GA3C
GA3C copied to clipboard
Cannot learn problems with a single, terminal reward
Thank you for the easy to use and fast A3C implementation. I created a simple problem for rapid testing that rewards 0 on all steps except the terminal step, where it rewards either -1 or 1. GA3C cannot learn this problem because of line 107 in ProcessAgent.py:
terminal_reward = 0 if done else value
which causes the agent to ignore the only meaningful reward in this environment, and line 63 in ProcessAgent.py:
return experiences[:-1]
which causes the agent to ignore the only meaningful experience in this environment.
This is easily fixed by changing line 107 in ProcessAgent.py to
terminal_reward = reward if done else value
and _accumulate_rewards() in ProcessAgent.py to return all experiences if the agent has taken a terminal step. These changes should generally increase performance as terminal steps often contain valuable reward signal.
Hi, William! I think you are right. But have you validated it by conducting some experiments?
On my toy problem which only has a nonzero reward on the terminal step, the agent cannot learn without this change. I haven't tested this on more complex problems like Atari games (I imagine that the impact shouldn't be too large as these games usually have many rewards on non-terminal steps)
Hi, thanks for noticing this. Our implementation of A3C is indeed coherent with the original algo (see https://arxiv.org/pdf/1602.01783.pdf, page 14, where the reward is set to 0 for a terminal state). My intuition is that this is done because the expected value for the final state can only be zero (no rewards expected in the future). Nonetheless, your fix should allow using the algorithm also in the case of a game with only one, final reward. This being said, I am not sure that A3C is the best algorithm for this case - you may have to dramatically change some of the hyper-parameters of the algo (t_max, for instance) to see some convergence, and in any case I do not expect convergence to be fast. This also obviously depends on the length of the episode in your toy-game.

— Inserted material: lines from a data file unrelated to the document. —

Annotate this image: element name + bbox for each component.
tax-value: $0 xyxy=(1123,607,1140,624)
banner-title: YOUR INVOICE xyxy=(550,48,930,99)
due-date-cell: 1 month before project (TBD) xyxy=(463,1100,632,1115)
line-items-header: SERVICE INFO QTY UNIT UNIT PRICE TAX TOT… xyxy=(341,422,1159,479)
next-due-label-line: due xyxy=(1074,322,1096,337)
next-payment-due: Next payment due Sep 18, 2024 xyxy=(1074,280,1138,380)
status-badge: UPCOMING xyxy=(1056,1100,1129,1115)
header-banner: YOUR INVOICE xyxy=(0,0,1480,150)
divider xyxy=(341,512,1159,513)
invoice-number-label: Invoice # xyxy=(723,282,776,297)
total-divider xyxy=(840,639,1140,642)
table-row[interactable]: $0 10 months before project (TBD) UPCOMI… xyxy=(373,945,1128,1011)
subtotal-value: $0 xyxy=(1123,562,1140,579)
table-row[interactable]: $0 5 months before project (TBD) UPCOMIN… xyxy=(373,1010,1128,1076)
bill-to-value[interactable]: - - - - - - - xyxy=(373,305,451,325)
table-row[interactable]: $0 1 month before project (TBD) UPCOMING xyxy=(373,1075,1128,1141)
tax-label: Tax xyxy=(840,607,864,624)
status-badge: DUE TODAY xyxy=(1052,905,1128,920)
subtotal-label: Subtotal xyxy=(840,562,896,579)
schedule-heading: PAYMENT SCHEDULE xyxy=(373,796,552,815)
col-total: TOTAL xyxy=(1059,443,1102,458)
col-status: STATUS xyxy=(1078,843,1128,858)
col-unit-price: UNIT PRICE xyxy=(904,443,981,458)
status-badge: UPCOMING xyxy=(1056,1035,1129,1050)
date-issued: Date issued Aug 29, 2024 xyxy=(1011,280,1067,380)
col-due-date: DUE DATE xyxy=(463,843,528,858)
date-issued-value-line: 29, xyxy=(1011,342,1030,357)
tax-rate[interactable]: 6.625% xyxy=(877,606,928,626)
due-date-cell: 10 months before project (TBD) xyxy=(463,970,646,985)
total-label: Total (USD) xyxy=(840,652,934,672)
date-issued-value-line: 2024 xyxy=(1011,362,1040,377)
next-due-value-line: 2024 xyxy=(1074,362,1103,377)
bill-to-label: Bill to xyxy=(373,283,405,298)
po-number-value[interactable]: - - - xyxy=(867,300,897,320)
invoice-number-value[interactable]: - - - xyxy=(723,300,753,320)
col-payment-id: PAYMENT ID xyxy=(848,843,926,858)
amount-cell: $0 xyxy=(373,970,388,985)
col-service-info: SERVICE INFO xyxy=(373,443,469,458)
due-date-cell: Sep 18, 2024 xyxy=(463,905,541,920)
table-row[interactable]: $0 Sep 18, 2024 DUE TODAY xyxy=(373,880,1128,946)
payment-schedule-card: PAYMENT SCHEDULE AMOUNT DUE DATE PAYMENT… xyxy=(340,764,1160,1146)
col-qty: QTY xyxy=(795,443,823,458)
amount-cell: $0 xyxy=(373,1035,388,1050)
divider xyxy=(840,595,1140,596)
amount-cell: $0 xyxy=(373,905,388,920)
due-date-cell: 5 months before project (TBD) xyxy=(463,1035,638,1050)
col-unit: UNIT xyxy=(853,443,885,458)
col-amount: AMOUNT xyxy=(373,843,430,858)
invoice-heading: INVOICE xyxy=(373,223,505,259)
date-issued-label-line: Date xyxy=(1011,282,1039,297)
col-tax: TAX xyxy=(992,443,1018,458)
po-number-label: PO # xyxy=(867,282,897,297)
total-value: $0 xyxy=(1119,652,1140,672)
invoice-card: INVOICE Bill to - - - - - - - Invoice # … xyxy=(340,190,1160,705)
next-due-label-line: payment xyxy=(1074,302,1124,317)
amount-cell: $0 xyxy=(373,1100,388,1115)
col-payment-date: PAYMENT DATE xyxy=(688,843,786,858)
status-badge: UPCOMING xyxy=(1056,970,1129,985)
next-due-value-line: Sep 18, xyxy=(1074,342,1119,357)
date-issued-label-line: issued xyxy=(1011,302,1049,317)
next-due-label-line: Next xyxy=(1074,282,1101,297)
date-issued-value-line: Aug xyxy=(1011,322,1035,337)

A3C correctly sets the value of terminal states to 0, but keeps the reward these terminal states give ("R ← r_i + γR" in the A3C pseudocode). GA3C sets both the reward and value of the terminal state to 0. In Pong, for example, where the terminal state also has a reward of -1 or 1 (indicating getting scored on or scoring), this causes no useful learning to happen in the experiences of the last round of play.